L’échange fait, ils entrèrent à l’auberge. Là
notre homme mit son sac près du four qui était brûlant. L’hôtesse
n’y prit pas garde.
Dans la salle il y avait beaucoup de
gens : des maquignons, des marchands de bœufs, pas mal de gens
de la campagne, quelques ouvriers qui jouaient entre eux dans un
coin et enfin à un bout de la table, deux Anglais moitié touristes,
moitié marchands, et qui étaient venus à la ville pour voir si
quelque occasion ne se présenterait pas de trouver une bonne
affaire. N’ayant rien rencontré, ils étaient attablés et
regardaient avec indifférence le reste de la salle. On sait que les
Anglais sont presque toujours si riches que leurs poches sont
bondées d’or. De plus ils aiment à parier, à propos de n’importe
quoi, rien que pour se créer une émotion passagère qui les change
un instant de leur froideur continuelle.
Or, voici ce qui arriva :
– Psiii, psiii ! entendirent-ils près du
four.
– Qu’est-ce ? demandèrent-ils.
Le paysan leur conta l’histoire du cheval
échangé contre une vache et ainsi de suite jusqu’aux pommes.

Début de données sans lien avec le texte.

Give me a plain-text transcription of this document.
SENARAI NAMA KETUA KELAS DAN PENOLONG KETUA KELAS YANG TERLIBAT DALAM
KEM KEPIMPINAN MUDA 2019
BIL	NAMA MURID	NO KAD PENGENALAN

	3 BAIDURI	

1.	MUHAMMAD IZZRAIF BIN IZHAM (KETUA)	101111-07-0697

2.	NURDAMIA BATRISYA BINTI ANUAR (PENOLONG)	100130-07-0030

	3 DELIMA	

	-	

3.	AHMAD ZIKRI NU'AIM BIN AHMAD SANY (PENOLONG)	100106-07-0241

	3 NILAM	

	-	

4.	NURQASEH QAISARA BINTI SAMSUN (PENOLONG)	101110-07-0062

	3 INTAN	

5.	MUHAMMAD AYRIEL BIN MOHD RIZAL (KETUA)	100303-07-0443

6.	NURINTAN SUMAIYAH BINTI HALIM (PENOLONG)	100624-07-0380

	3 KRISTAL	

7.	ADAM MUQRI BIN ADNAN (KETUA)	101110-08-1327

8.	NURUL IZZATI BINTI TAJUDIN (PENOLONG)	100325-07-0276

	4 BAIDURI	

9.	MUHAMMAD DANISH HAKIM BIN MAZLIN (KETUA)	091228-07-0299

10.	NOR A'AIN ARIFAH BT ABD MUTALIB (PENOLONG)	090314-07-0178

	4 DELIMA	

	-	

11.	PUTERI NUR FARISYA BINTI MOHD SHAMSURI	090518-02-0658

– Tu vas être battu à ton retour, dirent les
Anglais. Tu peux t’y attendre.
– Battu ? Non, non ! J’aurai un
baiser et l’on me dira : « Ce que le père fait est
toujours bien fait. »
– Nous parierions bien un boisseau d’or que tu
te trompes ; cent livres, si tu veux.
– Un boisseau me suffit, dit le paysan. Mais
moi, je ne puis parier qu’un boisseau de pommes, et je l’emplirai
jusqu’au bord.
– Allons, topons-là ! cent livres contre
un boisseau de pommes.
Et le pari fut fait.
La carriole de l’aubergiste fut commandée, et
tous les trois y montèrent avec le sac de pommes.